Siempre hablo con mucho gusto de las vacaciones que pasaba en el campo cuando era niña, con mi abuela por parte de madre -mamaia como dicen en Muntenia- a la que, aunque era una auténtica "gendarme", quería mucho. El otro día estaba de visita y volvía a hablar de mi "país", de la cocina de verano con el horno campesino de ladrillo quemado, donde se cocían las natillas y las tartas de manzana y donde se hervía el maíz en los piros frente al horno. Volví a casa envuelta en estos recuerdos y no dejaba de pensar en aquella vida en el campo, donde todo se hacía con esfuerzo, el agua no salía del grifo sino del pozo, el calor no venía de la tubería sino que se hacía con el tiempo, cortando leña, sacando las cenizas de la estufa, construyendo el montón de leña en la estufa para que quemara bien y esperando a que la estufa se calentara. Pero qué bien olía ese calor.
Preciosos objetos de madera de la infancia
Como siempre pienso en la madera, empecé a buscar en mis recuerdos los objetos de madera de mi abuela. Recordé cómo lavaba la ropa con agua de lluvia y jabón casero en una taza de madera (albia), colocada en ángulo sobre un soporte especial también de madera. No puedo describir la blancura de aquellos lavados, que al final se encalaban con agua en la que ponía un poco de sineal (colorante azul natural). Era perfecto.

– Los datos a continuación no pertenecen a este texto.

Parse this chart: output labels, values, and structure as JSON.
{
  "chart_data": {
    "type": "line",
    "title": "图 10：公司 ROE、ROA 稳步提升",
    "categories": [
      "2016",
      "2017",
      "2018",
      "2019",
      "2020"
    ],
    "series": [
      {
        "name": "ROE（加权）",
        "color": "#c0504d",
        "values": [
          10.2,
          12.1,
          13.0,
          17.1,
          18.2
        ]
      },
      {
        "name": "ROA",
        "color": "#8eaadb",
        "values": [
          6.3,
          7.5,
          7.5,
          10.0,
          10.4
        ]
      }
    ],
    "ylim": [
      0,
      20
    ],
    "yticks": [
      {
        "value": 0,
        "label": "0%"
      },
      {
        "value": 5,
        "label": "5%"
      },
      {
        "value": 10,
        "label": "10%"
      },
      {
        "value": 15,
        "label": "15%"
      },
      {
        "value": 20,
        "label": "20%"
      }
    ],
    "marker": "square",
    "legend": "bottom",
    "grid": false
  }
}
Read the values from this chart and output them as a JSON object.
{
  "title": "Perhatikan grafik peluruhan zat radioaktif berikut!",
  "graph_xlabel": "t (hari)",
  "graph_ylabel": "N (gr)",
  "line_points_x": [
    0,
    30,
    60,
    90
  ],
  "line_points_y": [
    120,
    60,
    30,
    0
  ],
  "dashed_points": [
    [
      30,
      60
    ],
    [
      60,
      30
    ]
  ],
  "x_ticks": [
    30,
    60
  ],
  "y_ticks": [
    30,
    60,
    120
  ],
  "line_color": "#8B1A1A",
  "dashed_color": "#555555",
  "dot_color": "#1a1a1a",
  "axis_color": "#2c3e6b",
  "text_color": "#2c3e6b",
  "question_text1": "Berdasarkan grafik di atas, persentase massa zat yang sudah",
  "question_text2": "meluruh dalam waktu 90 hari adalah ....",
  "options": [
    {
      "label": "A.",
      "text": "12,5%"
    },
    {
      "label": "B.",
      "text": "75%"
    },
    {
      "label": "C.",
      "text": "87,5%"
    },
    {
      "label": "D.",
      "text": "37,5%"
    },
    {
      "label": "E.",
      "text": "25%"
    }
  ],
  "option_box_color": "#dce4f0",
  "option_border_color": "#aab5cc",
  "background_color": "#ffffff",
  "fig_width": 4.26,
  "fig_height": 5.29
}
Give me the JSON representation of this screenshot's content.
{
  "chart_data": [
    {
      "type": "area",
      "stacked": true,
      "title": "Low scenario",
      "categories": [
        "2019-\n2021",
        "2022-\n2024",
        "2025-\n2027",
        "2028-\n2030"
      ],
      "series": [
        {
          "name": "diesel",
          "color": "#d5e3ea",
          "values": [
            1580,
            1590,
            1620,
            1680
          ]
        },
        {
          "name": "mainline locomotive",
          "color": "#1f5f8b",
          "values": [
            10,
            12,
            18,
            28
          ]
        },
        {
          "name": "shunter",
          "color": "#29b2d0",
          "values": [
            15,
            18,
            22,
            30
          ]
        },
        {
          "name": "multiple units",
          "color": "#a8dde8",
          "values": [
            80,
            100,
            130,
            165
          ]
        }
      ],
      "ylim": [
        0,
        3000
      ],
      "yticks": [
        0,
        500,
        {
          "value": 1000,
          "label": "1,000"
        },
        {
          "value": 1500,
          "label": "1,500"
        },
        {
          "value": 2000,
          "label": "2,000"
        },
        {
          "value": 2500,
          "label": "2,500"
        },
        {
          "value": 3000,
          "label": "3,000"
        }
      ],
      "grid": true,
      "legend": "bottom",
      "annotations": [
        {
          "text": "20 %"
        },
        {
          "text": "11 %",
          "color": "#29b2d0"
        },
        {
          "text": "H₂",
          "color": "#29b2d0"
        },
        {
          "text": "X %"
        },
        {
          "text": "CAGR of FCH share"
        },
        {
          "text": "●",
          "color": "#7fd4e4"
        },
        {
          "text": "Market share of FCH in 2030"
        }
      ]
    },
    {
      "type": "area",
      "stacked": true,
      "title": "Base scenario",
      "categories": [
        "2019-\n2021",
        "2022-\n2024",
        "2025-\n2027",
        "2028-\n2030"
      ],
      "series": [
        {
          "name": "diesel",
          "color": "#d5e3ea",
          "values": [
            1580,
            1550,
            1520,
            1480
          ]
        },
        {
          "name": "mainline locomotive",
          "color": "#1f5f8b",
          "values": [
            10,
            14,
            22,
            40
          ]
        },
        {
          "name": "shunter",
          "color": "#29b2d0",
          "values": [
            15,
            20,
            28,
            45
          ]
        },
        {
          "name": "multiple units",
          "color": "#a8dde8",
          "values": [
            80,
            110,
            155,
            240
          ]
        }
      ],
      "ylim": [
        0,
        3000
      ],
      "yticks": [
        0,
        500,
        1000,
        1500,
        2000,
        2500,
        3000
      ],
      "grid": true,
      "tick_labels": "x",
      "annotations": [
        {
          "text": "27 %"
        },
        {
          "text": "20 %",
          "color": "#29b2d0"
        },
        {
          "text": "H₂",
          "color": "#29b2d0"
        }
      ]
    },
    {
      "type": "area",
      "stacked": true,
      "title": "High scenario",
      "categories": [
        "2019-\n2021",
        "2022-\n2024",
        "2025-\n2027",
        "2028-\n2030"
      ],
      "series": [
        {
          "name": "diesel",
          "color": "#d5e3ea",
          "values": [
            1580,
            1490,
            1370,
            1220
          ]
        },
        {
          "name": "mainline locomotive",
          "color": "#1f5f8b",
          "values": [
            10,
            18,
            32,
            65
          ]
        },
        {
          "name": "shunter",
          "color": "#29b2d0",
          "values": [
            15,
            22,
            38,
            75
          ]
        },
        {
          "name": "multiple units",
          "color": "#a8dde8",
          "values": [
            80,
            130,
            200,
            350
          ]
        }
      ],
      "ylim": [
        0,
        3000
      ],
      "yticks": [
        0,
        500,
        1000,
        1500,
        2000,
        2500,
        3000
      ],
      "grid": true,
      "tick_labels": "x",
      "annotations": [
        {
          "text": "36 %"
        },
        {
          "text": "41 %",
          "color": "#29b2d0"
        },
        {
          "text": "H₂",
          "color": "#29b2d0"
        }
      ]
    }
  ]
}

Recuerdo el pozo donde la abuela batía la mantequilla. La gran caja de madera con patas cortas, que ella llamaba granero, donde guardaba la harina en un compartimento y el harina en otro. El pequeño lavabo de madera junto a la bomba de agua donde se lavaban y escurrían los platos. La mesa bajo el manzano, hecha de tablones sin escarcha, donde almorzábamos en verano. De todas las cucharas, cucharillas y cucharones de madera, de los fondos derretidos de tanto usarlos, de la tacita (copeietta) en la que amasaba el pan, el casco para las empanadas o el cozonac.
También recuerdo los husos con los que mamá hilaba la lana por las tardes, en la salita, a la luz de la lámpara de gas, y cómo me dormía con el chisporroteo del huso. Del telar donde tejía alfombras, colchas, cubrecamas, felpudos y felpudos, de los sudores de guerra, del tamiz donde se batía el cáñamo después de remojarlo durante un mes en el charco. De los barriles, el molinillo y la trilladora de maíz en el almacén.
Me recordó las camas de madera con altos tablones en los extremos, el armario que tenía puertas con cristales en la parte superior, pintado y repintado a lo largo de los años, una auténtica exposición shabby chicde la sencilla estantería, con 3 varillas apoyadas en elementos torneados, sobre la que estaban los libros de mi tío; del arcón de dote pintado de la "casa grande", en el que mi mami guardaba sus cosas muertas que había coleccionado cuidadosamente a lo largo de los años y que siempre me enseñaba para que no se me olvidaran; de la mesita de tres patas sobre la que solía derramar las gachas y las sillitas que la rodeaban; del viejo icono, pintado sobre madera, que ha velado a varias generaciones, con la toalla encima cosida con motivos campesinos.
Son recuerdos entrañables y, afortunadamente, no son los únicos. Representan una parte de mi vida, de nuestra vida pasada, y creo que es bueno recordarlos de vez en cuando. Podemos construir sobre ellos, podemos y debemos mejorar la vida en el campo, pero creo que no hay que cortar las raíces. Y si es posible, conservemos objetos del pasado e integrémoslos en nuestra vida actual. Y, sobre todo, no olvidemos.